Photo by Steven Sawada

“Practice what you preach!” and “We want to stay in our homes!” chanted marchers along Pacific Highway outside of Hope Presbyterian Church in Des Moines.

Members of the Chinatown-International District (CID) Coalition joined the Firs Homeowners Association (HOA) in a public demonstration outside the church, to support a low-income, mostly Hispanic immigrant community that faces eviction from the mobile home park. They were joined by the Tenants Union of Washington State and the Association of Manufactured Home Owners.

A fight to prevent a community from being evicted by landlord Jong-Soo Park.

Based in SeaTac, the Firs Mobile Home Park comprises of 64 families — the Seattle Times reported in January, 170 people, including 90 children. In October 2016, landlord Jong Soo Park gave a closure notice to residents. Although the families own their homes, they pay $500 in rent for the land beneath their structures.

Park offered the families $2,000 each to offset relocation costs, an amount that activists say is insufficient to cover the costs of relocating the mobile structures. Washington state law stipulates that aged mobile structures like the ones in the Firs mobile home park cannot be moved. Otherwise, families will be charged with disposing and destroying their homes. Adding to the difficulty, even if families can gather the resources to move their homes, the number of mobile unit pads within King County is 9,000 and diminishing.

Faced with eviction, residents organized and formed the Firs HOA. The HOA accuses Park of using intimidation tactics against residents, including harassment; threatening late-night phone calls; turning off the water to the park; and boarding a unit with a family inside. The Firs HOA and allies say they appealed to SeaTac City Council but were denied the right to public comment and rebuffed from public meeting. At the moment, both Park and the Firs HOA are entangled in legal disputes over the right to eviction.

At press time, Park could not be reached for comment for this story.

Park’s goal in evicting the Firs residents is to develop a luxury hotel. The Firs Mobile Home Park is an attractive site for a developer, with a two-block proximity to the Angle Lake Light Rail State. Working with Park is Hotel Concepts, a luxury hotel developer, the same developer behind a proposed 16-story luxury mixed-use hotel and condominium project on 8th and Lane St. in Seattle’s Chinatown-ID.

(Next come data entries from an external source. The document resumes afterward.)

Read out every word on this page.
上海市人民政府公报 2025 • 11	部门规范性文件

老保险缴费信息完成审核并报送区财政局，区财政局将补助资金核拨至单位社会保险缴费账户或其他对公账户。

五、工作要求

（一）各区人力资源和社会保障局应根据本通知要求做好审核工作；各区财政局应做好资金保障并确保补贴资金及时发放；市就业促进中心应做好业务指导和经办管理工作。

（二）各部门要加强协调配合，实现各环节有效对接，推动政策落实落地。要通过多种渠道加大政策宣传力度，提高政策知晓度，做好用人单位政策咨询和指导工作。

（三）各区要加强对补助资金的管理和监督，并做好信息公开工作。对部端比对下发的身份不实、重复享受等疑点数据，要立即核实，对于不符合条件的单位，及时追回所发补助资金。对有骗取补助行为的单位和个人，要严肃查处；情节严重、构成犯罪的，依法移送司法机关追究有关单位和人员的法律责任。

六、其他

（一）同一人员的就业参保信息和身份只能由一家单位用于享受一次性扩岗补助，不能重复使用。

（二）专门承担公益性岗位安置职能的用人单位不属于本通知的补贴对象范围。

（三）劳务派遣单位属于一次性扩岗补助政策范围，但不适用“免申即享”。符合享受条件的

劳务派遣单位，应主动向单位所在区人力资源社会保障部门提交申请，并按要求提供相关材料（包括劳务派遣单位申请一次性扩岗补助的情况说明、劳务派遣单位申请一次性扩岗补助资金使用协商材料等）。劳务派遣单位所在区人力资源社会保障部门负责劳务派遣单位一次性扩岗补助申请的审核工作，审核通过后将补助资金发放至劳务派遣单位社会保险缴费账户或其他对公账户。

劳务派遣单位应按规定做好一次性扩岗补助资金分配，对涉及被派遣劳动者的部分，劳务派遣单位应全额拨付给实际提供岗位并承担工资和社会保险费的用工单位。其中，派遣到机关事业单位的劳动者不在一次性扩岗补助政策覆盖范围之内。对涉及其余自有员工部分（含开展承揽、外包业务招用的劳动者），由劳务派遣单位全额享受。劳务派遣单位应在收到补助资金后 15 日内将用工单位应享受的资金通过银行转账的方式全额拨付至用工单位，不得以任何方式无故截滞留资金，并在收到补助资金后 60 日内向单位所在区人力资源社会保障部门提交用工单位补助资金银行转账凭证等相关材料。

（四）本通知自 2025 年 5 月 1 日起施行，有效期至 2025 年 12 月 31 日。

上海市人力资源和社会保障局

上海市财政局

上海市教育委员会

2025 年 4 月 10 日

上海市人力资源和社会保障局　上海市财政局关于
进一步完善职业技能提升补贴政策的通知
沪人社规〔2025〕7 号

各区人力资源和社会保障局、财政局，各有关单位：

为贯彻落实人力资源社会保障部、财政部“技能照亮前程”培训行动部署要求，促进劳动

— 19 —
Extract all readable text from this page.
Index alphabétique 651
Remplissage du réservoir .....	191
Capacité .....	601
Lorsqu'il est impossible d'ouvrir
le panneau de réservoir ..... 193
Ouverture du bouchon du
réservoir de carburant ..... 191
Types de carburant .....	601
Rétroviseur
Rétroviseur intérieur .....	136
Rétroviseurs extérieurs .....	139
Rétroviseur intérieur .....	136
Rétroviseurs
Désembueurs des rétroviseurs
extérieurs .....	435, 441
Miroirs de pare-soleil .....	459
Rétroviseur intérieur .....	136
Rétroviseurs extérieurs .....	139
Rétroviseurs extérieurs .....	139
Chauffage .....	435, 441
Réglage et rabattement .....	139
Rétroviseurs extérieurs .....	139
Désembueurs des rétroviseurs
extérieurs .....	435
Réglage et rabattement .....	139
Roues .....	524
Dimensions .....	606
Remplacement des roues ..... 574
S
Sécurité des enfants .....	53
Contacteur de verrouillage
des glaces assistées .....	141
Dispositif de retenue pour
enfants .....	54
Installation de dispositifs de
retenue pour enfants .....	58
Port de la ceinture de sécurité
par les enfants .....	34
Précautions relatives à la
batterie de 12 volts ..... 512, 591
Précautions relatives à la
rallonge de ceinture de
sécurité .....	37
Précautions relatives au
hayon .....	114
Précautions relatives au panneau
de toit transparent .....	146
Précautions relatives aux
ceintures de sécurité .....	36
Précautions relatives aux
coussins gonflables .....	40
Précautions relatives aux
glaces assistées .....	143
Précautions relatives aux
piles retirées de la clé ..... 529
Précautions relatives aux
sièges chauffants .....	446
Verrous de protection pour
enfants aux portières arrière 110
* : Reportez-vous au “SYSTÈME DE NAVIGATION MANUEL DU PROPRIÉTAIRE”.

“It was important to the CID Coalition to show up for the Firs community today,” said Cynthia Brothers, founder of the CID Coalition. “Not only because we are both facing issues of displacement by the same hotel developer, but also to take a stand against gentrification and eviction that are pushing families and elders out of their homes and support networks.”

“We’re here hoping that they will listen to us, we want the opportunity to open dialog with Mr. Park and that he comes to negotiate around us being able to purchase the land,” said Rogelio Zamora, a member of the Firs HOA. “We want to buy the community because that is the opportunity to preserve our homes and preserve our community.”

Earlier this year, Washington State legislators allocated $2.5 million in the state budget to help the community buy the Firs Mobile Home Park. This falls below the $10.7 million dollar market value for the park, the Seattle Times reported. Firs residents say Park refuses to negotiate with them, or provide maintenance to the mobile park, since he announced the eviction.

“What gives us the most strength is that we do not want to join the growing number of folks without homes,” Zamora said. For two year and counting, the Firs HOA continues struggle to save their homes in a county that is losing mobile home units.

“We understand that [Park] is an active member of the church and there is no alignment between what he preaches and what he practices in what he is doing to us,” Zamora said. “I do not think it is humane for him to evict family, children, elders, and peoples with disabilities; that’s our fight.”

Towards the end of the demonstration, the New Hope Presbyterian congregation began leaving. Many of them appeared confused to see the demonstrators chanting and passing out flyers.  

By the time a majority of parishioners left, Park could be seen quickly leaving the parking lot. Some Firs residents stopped him and asked if he would sit down and talk. Park promised tenants he would talk, but didn’t detail any specific plans before driving away.